Here’s Why Kevin Shields Is A Cornerstone Of Alternative Rock Guitar

Where other guitarists have bags of technique, Kevin Shields has originality. As the frontman of My Bloody Valentine, he led the band through a pair of albums – 1988 is nothing and 1991 without love – which remain the cornerstones of alternative rock and the ground zero of shoegaze.

But it was on their 1990 EP, You made me realize, that Shields has found his secret weapon. Wielding a borrowed 1964 Fender Jazzmaster with a tremolo, he discovered he could use the device to vibrate and drop his notes.

By applying reverse reverb, he created sonic waves that rocked the entire production like a dreamscape.

The resulting “guitar glide” became his toy. “It was like a new toy, really,” he says.

Shields influenced many other alt rock stalwarts, including J Mascis of Dinosaur Jr and Billy Corgan of Smashing Pumpkins, and went on to work with many bands from Yo La Tengo to Patti Smith.

No less than Vernon Reid said of him: “He achieved fullness and unity. He created his own sound. In doing so, he greatly expanded the sound palette of the guitar for everyone.

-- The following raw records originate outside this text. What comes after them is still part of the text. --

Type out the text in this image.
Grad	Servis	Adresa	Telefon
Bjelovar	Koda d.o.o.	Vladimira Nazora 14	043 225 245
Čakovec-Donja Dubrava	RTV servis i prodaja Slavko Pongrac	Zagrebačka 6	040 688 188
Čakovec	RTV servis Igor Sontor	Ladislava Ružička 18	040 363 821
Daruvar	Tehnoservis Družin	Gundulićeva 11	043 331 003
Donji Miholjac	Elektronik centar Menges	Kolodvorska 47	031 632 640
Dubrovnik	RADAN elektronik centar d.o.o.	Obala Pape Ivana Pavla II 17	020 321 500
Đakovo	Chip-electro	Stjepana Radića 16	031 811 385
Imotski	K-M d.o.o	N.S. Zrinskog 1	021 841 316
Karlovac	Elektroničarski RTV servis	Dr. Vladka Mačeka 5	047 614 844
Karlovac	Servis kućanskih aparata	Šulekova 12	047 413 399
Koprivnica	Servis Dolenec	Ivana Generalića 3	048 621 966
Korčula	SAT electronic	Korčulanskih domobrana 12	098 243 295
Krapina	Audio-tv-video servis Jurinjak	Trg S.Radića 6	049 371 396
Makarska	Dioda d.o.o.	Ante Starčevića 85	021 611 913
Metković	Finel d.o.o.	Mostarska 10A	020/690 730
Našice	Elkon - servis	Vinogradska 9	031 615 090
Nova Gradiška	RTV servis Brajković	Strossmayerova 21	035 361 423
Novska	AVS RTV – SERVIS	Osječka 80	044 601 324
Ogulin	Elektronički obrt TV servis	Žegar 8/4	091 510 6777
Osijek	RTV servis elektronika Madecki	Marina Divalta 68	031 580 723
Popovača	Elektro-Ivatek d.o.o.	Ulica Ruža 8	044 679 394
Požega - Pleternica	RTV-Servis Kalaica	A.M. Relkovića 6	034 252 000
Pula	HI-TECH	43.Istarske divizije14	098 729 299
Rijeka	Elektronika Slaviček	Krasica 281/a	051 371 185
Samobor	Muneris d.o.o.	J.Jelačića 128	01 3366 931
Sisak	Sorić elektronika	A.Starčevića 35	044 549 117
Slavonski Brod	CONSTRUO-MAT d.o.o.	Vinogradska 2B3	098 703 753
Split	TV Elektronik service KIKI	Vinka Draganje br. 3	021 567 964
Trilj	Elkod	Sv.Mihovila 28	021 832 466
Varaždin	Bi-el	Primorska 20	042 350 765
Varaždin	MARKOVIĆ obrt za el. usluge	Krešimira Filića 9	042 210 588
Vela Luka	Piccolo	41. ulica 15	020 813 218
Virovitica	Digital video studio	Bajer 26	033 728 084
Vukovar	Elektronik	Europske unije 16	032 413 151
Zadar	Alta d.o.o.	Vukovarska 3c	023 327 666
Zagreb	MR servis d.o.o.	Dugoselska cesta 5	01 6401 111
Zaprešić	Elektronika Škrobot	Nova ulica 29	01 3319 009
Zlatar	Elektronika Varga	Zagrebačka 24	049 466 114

In this 2018 Fender film celebrating 60 years of the Jazzmaster, Shields’ love of the original Fender offset electric guitar It’s obvious.

When asked how many Jazzmasters he owns, the American-born Irish guitarist replies, “Not many. Not millions… Ten, I think. Maybe eleven or 12. Probably 12. There are more, but I have plenty more. Invented, Japanese, copied. So maybe 25. But 12 good…

“I need it. I need more.”

We hear you, Kevin!

Browse the catalog of My Bloody Valentine here.